# Need help finding a shotgun part



## MossyMO (Feb 12, 2004)

My youngest sons favorite shotgun needs a replacement part that I can not find. 2 years ago we were hunting and when he made his 3rd shot the barrel and forearm went flying forward about 4 feet from him leaving nothing but the stock in his right hand. I caught this out of the corner of my eye and when it happen he was startled and yelled. I immediatly turned wondering if he was injured, he was fine, just startled.

The magazine feed or receiver tube located below the barrel had broke and the shotgun basiclly broke in half. I had it to a local gunsmith and he had no idea where to find a replacement part, said the company had gone out of business years ago. My son really misses shooting the gun and if anyone has any ideas or directions to steer me in, it would be greatly appreciated.
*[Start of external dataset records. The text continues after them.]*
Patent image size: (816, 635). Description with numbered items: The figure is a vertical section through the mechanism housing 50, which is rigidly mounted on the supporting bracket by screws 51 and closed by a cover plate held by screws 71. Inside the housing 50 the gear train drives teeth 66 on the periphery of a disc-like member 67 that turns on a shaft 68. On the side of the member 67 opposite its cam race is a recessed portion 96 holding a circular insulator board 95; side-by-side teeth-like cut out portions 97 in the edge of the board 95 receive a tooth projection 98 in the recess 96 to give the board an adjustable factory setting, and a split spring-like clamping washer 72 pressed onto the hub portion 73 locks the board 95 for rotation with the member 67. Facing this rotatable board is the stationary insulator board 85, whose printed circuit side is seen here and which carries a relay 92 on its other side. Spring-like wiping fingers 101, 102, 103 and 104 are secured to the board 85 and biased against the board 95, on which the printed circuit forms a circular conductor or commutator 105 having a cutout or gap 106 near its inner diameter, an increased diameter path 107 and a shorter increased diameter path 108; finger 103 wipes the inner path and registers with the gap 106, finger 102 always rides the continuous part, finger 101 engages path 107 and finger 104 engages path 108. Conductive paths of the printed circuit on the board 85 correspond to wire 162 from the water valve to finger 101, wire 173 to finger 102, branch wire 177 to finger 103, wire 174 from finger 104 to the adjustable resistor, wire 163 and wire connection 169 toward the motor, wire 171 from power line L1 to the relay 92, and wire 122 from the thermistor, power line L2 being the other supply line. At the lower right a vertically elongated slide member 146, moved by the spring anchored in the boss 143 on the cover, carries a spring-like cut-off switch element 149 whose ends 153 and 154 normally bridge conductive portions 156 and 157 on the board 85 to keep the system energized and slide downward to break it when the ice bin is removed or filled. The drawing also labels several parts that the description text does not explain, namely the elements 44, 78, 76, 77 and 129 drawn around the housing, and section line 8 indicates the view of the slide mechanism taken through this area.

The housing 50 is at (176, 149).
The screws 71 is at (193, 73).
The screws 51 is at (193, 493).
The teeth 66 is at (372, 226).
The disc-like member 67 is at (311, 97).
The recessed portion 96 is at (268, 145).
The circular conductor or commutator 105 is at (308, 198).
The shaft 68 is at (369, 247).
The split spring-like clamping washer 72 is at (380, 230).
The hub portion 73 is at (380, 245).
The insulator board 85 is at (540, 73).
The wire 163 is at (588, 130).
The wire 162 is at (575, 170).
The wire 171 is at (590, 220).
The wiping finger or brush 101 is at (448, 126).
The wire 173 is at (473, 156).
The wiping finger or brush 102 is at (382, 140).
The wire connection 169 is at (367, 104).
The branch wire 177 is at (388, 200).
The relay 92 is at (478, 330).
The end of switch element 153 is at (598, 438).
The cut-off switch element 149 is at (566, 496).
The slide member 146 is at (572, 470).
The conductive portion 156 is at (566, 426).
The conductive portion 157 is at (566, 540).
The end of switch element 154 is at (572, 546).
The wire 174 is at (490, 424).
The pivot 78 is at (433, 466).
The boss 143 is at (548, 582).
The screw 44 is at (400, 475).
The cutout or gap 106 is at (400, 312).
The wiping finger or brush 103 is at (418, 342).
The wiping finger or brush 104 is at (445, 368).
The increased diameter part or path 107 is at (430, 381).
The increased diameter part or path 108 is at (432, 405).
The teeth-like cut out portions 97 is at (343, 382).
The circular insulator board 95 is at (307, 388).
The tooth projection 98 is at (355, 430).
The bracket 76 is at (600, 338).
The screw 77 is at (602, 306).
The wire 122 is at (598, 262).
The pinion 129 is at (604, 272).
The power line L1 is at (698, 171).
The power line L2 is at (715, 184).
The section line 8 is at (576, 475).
The shotgun is a 12 gauge, 2 3/4 inch pump Farms Brescia and on the receiver it reads made in Italy. On the otherside of the shotgun it reads Tradewinds, Inc - Tacoma - Washington - U.S.A. The barrel reads Automatic Model H-170. The barrel could possibly not be original equipment since it reads automatic?

Thanks in advance to whomever may be able ot help.


----------



## Springer (Dec 21, 2004)

This is the obvious I think but have you checked

http://www.e-gunparts.com/

They have a lot of parts.


----------



## leadshot (Aug 2, 2004)

Keep checking E-Bay. I have found some pretty rare parts that I needed to repair some of my guns.


----------



## Robert A. Langager (Feb 22, 2002)

Can you take it to a welder/fabricator etc and have the magazine tube repaired? Should be pretty straightforward. On another note, how did it break? Was it from "normal" use? If so, I would be very wary of shooting it for safety reasons. Maybe that's why they went belly up?

HTH

RC


----------



## Robert A. Langager (Feb 22, 2002)

You can try here:

http://www.wisnersinc.com/otherparts_sources.htm

Can you post some pics of the gun?


----------



## Robert A. Langager (Feb 22, 2002)

I am a bit confused. I assume this is the same shotgun you posted up about here:

http://www.nodakoutdoors.com/forums/vie ... ht=brescia

You said it was an auto then but now it is a pump? Not trying to stir anything up, just trying to get the info straight.

I think your best bet would be to contact the guy that I gave you in the last thread.

TRADEWINDS

Chet Paulsons Gunsmithing
phone 253-475-8831
5234 S Tacoma Way
e mail [email protected]
Tacoma, WA 98409

Robert


----------



## MossyMO (Feb 12, 2004)

Robert,

That wasn't even a typo, I wasn't thinking right, it is an automatic.

On the reason for it breaking in the 1st place, I have no idea why. It is a nice looking gun that doesn't look abused, I purchased it used. I do pack a heavy 2 3/4 load, but that shouldn't do it......? When I find someone who is familiar with this brand I will ask why the company went under and about the safety history of the gun. That is a great point you brought up, have enough going on, do not need any accidents.

I am currently checking into to all the suggestions and thanks for the ideas, more are always welcome !!!


----------



## buckseye (Dec 8, 2003)

http://www.brownells.com/Default.aspx

try that one too....


----------



## MossyMO (Feb 12, 2004)

I have called and emailed these parts suppliers with no luck. I also found the same gun listed for sale here - http://www.gunbroker.com/Auction/ViewIt ... m=38435608 with the added information of FABARMS. I can not find contact info for this gun manufacturer either.... just dealers, and not dealers of the H-170. On the phone with e gun parts they told me they thought it was a product K-Mart had sold.


----------



## Bore.224 (Mar 23, 2005)

Forget that get a new gun!!


----------



## MossyMO (Feb 12, 2004)

Bore .224

My son is really attached to the gun. You know how each of your guns bring different hunting memories back. He has a few with this gun.

I contacted a guy in Oklahoma that has the same gun and is looking for a firing pin for it, mentioned possibly purchasing his gun from him. We'll see how he replies?

Watch now I'll get this one fixed and just be searching for the firing pin myself !!!


----------



## Bore.224 (Mar 23, 2005)

Just teach yer son not to do that with Woman! :lol:


----------



## MossyMO (Feb 12, 2004)

Well, we do have many shotguns for him to choose from besides that one............ :lol:


----------